Heat a 14-inch flat-bottomed wok over high heat until a bead of water vaporizes within 1 to 2 seconds of contact. Swirl in the remaining 1 T oil. Add 1/3 C scallions, ginger and crushed red pepper; using a metal spatula, stir-fry until fragrant, about 10 seconds. Add bok choy and the remaining ¼ tsp salt.  Stir-fry until the bok choy is almost crisp-tender, 1 to 2 minutes. Add the chicken.  Stir the broth mixture again, swirl it into the wok and stir-fry until the chicken is just cooked through and lightly coated with sauce, 30 seconds to 1 minute. Serve sprinkled with the remaining 1/3 C scallions.

Mashed Turnips with Caramelized Onions, recipe from The Wholesome Chef

2-3 turnips, green tops removed, reserved for another dish
¼ C olive oil
1 small yellow onion
½ C unsweetened coconut milk
3 T butter or earth balance
½ tsp sea salt
¼ tsp black pepper
½ tsp garlic powder
Peel and dice turnips into uniform cubes, add to a large pot and cover with cold water. Bring to a boil and simmer 25 minutes until fork tender.
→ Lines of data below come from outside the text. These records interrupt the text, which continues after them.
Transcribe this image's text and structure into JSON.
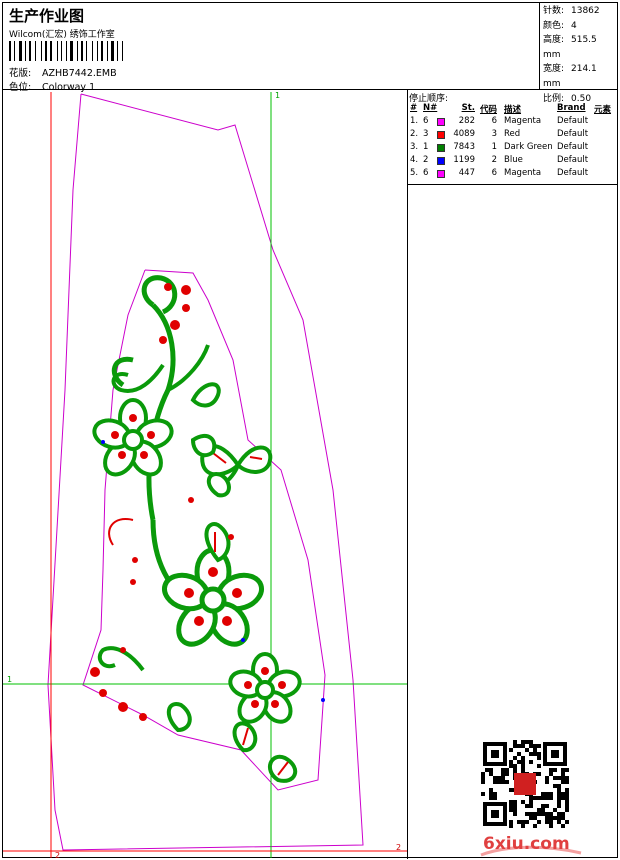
{
  "header": {
    "title": "生产作业图",
    "company": "Wilcom(汇宏) 绣饰工作室",
    "design_label": "花版:",
    "design_name": "AZHB7442.EMB",
    "colorway_label": "色位:",
    "colorway_name": "Colorway 1"
  },
  "specs": [
    {
      "label": "针数:",
      "value": "13862"
    },
    {
      "label": "颜色:",
      "value": "4"
    },
    {
      "label": "高度:",
      "value": "515.5 mm"
    },
    {
      "label": "宽度:",
      "value": "214.1 mm"
    },
    {
      "label": "比例:",
      "value": "0.50"
    }
  ],
  "stop_sequence": {
    "title": "停止顺序:",
    "headers": {
      "idx": "#",
      "needle": "N#",
      "stitches": "St.",
      "code": "代码",
      "desc": "描述",
      "brand": "Brand",
      "element": "元素"
    },
    "rows": [
      {
        "idx": "1.",
        "needle": "6",
        "color": "#ff00ff",
        "stitches": "282",
        "code": "6",
        "desc": "Magenta",
        "brand": "Default"
      },
      {
        "idx": "2.",
        "needle": "3",
        "color": "#ff0000",
        "stitches": "4089",
        "code": "3",
        "desc": "Red",
        "brand": "Default"
      },
      {
        "idx": "3.",
        "needle": "1",
        "color": "#008000",
        "stitches": "7843",
        "code": "1",
        "desc": "Dark Green",
        "brand": "Default"
      },
      {
        "idx": "4.",
        "needle": "2",
        "color": "#0000ff",
        "stitches": "1199",
        "code": "2",
        "desc": "Blue",
        "brand": "Default"
      },
      {
        "idx": "5.",
        "needle": "6",
        "color": "#ff00ff",
        "stitches": "447",
        "code": "6",
        "desc": "Magenta",
        "brand": "Default"
      }
    ]
  },
  "guides": {
    "top": "1",
    "left": "1",
    "bottom": "2",
    "right": "2"
  },
  "watermark": {
    "text": "6xiu.com"
  },
  "colors": {
    "guide_green": "#00c000",
    "guide_red": "#ff0000",
    "outline": "#cc00cc"
  }
}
In the meantime heat oil in a large skillet over medium heat. Slice onion into thin rings and add to oil, cook until brown and caramelized stirring occasionally, about 25 minutes. Heat milk with butter over low heat until butter is melted. Add milk/butter mixture to a food processor with tender turnips, puree until smooth. Add salt, pepper, and garlic to taste. Top with onions and olive oil to serve.

Sweet Potato Hummus, a Sarah Britton recipe
2 cups chickpeas, cooked
zest of 1 organic lemon, juice of ½ lemon
3 small sweet potatoes
1 tsp ground cumin
pinch of cayenne pepper (optional)
2-3 pinches sea salt
3 T olive oil
2 cloves garlic

:  Don't get too hung up on the quantities of ingredients with this recipe - it's hard to make a mistake! Use more or less sweet potato than called for, more or less chickpeas if that suits you (or even leave them out!), omit the cayenne or throw in more if you like it spicy. Just work with what you have and what tastes good to you.
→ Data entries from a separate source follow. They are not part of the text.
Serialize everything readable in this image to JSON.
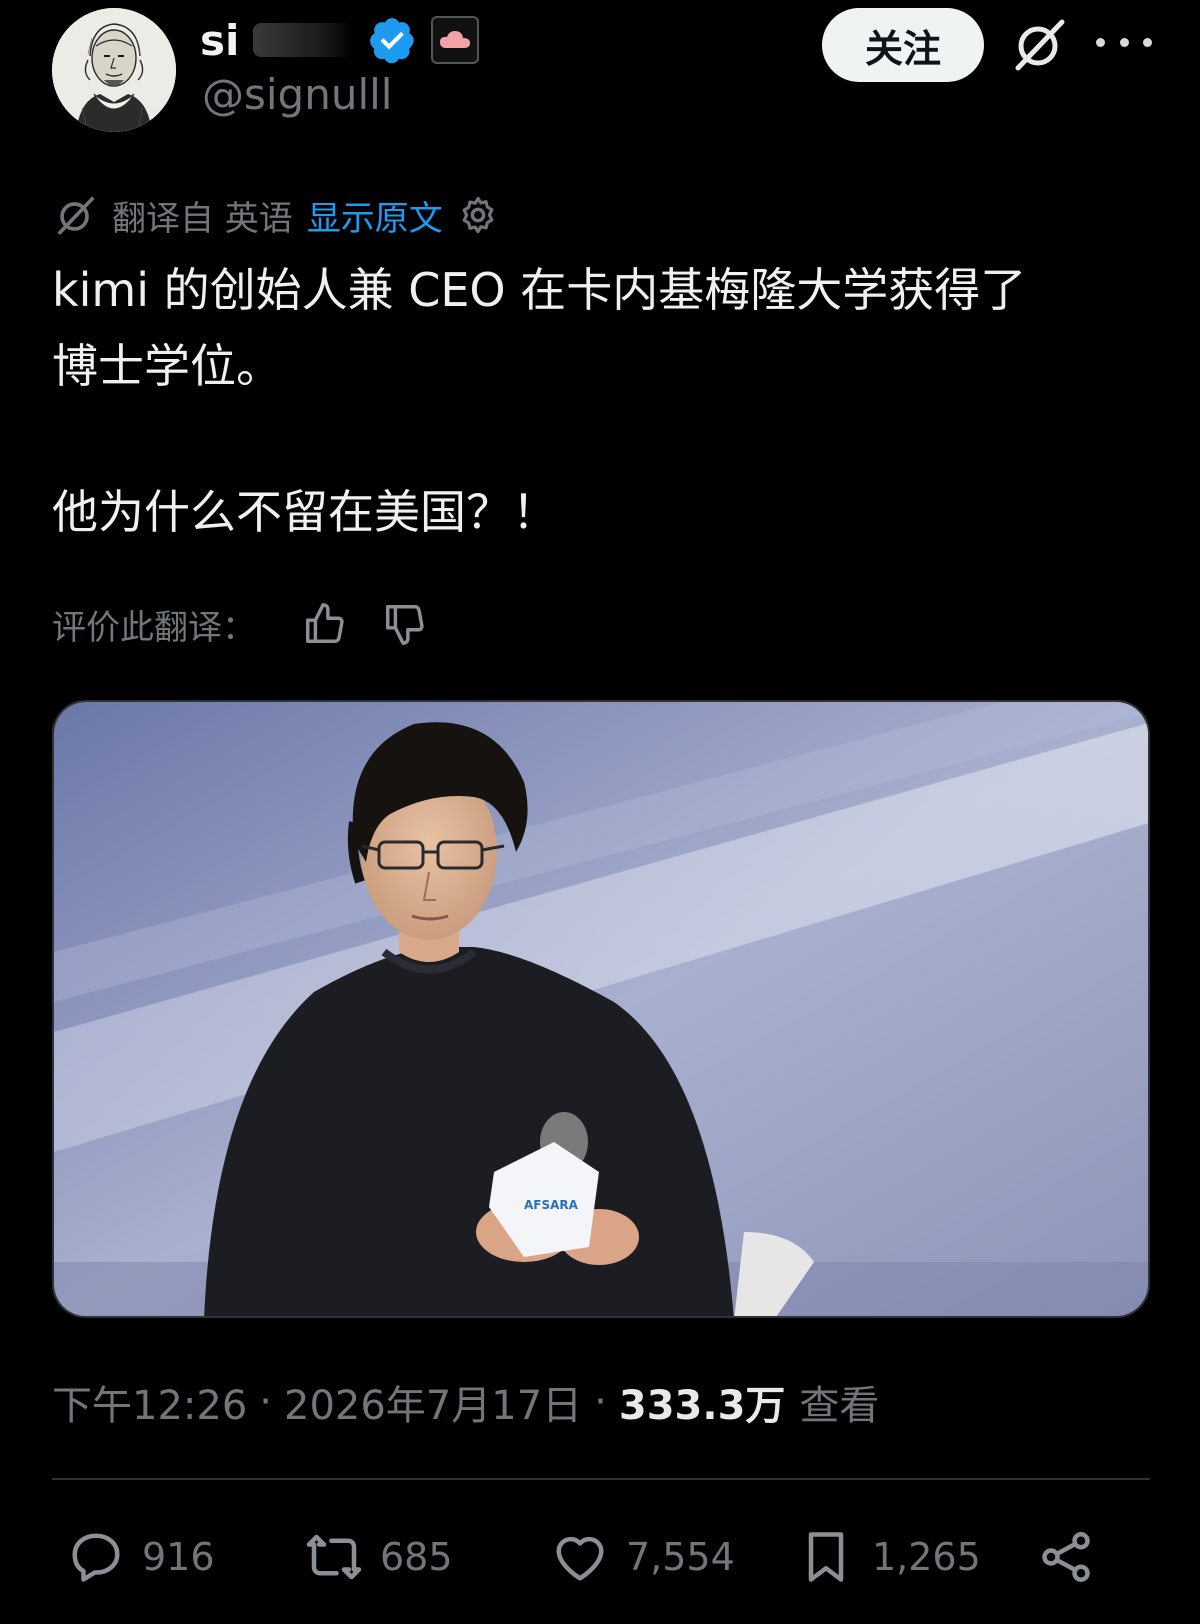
{
  "author": {
    "display_name": "si",
    "handle": "@signulll",
    "verified_icon": "verified-badge-icon",
    "badge_icon": "cloud-affiliate-icon",
    "avatar_icon": "shakespeare-portrait-avatar"
  },
  "header": {
    "follow_label": "关注",
    "grok_icon": "grok-icon",
    "more_icon": "more-icon"
  },
  "translation": {
    "icon": "grok-translate-icon",
    "from_label": "翻译自 英语",
    "show_original": "显示原文",
    "settings_icon": "gear-icon"
  },
  "tweet": {
    "line1": "kimi 的创始人兼 CEO 在卡内基梅隆大学获得了",
    "line2": "博士学位。",
    "line3": "他为什么不留在美国？！"
  },
  "rating": {
    "label": "评价此翻译：",
    "up_icon": "thumbs-up-icon",
    "down_icon": "thumbs-down-icon"
  },
  "media": {
    "mic_label": "AFSARA"
  },
  "meta": {
    "time": "下午12:26",
    "date": "2026年7月17日",
    "views_count": "333.3万",
    "views_label": "查看"
  },
  "actions": {
    "replies": "916",
    "reposts": "685",
    "likes": "7,554",
    "bookmarks": "1,265"
  },
  "colors": {
    "background": "#000000",
    "link_blue": "#1d9bf0",
    "muted": "#71767b",
    "verified_blue": "#1d9bf0"
  }
}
Place sweet potatoes (with the skin on) in a baking dish in a 400 F oven and bake until very soft, about 45 minutes to 1 hour, depending on their size.
  Let the sweet potatoes cool down so that you can easily remove their skins - they should just peel off. Place them in a food processor with the remaining ingredients and blend on high to mix.

Serve with a drizzle of olive oil, sprinkle of cracked black pepper, and whatever herb you have on hand. This is wonderful with raw veggies, healthy crackers, or pita bread.   This dip doubles as an amazing sandwich spread, particularly on crusty sourdough with avocado, sprouts, and fresh herbs. Finally, you can use as a thickener for soups and stews.